Elaine Larsen is an American drag racer and motorsports company owner. She has won two world championships for her jet car drag racing. She was named to Forbess 50 over 50 in 2025.

==Biography==
Larsen was raised by Mennonites in Michigan: her family were farmers who observed an "Amish-like" limited acceptance of technology.

She married her high school sweetheart, Chris. The two began drag racing as a hobby, after Chris bought a Chevrolet Vega, and Elaine soon began to love it. The two decided to build their own jet dragster, utilizing her passion for racing and her husband's for aviation, and soon joined the pro leagues. She has utilized second-hand jet engines from Northrop F-5 for these dragsters. She has been described as "never giving in to fear" during her racing.
In 2011, she crashed into a wall at 280 miles per hour in Columbus, Ohio, during a drag race, and had to have titanium plates and screws installed in her skull.

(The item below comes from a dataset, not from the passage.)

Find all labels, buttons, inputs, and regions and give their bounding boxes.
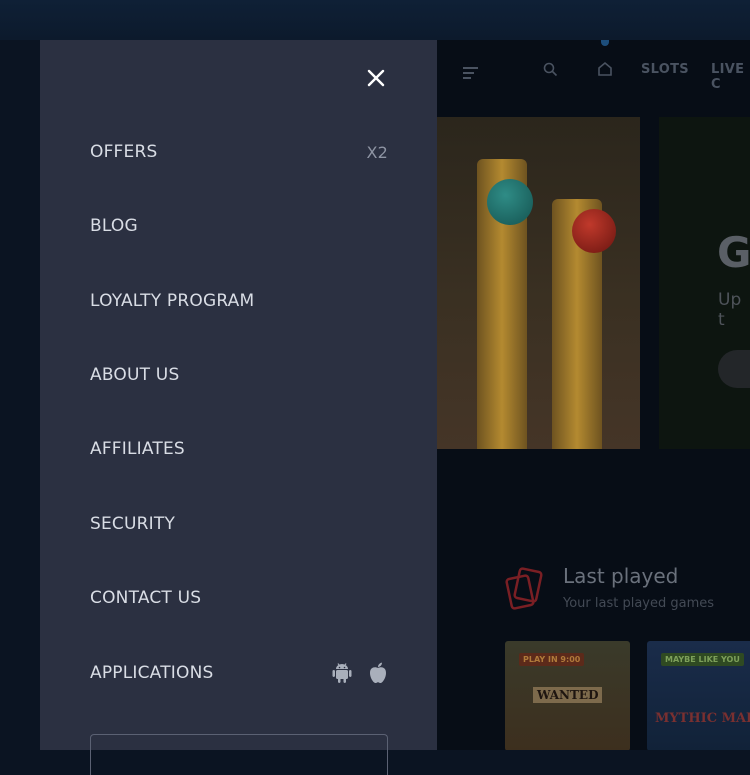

However, she continued racing. In 2014 and 2015, she consecutively won the International Hot Rod Association Jet Dragster World Championships.

She also headed the team at her jet racing research and development organization, Larsen Motorsports, founded in 2006, which also includes other drivers, all women. She stepped back from full-time racing in 2022 after a tour titled the "Two Decades of Thrills: Full Throttle Tour".

She has helped launch the Florida Tech Jet Dragsters Team. She runs a nonprofit, Blazing Trails, which introduces students to STEM careers, and stated that she works on it full time since her retirement from driving.

She was featured in Jay Leno's Garage in 2016, and named to the Space Coast Sports Hall of Fame that same year. She was named to the Forbes 50 over 50 in 2025.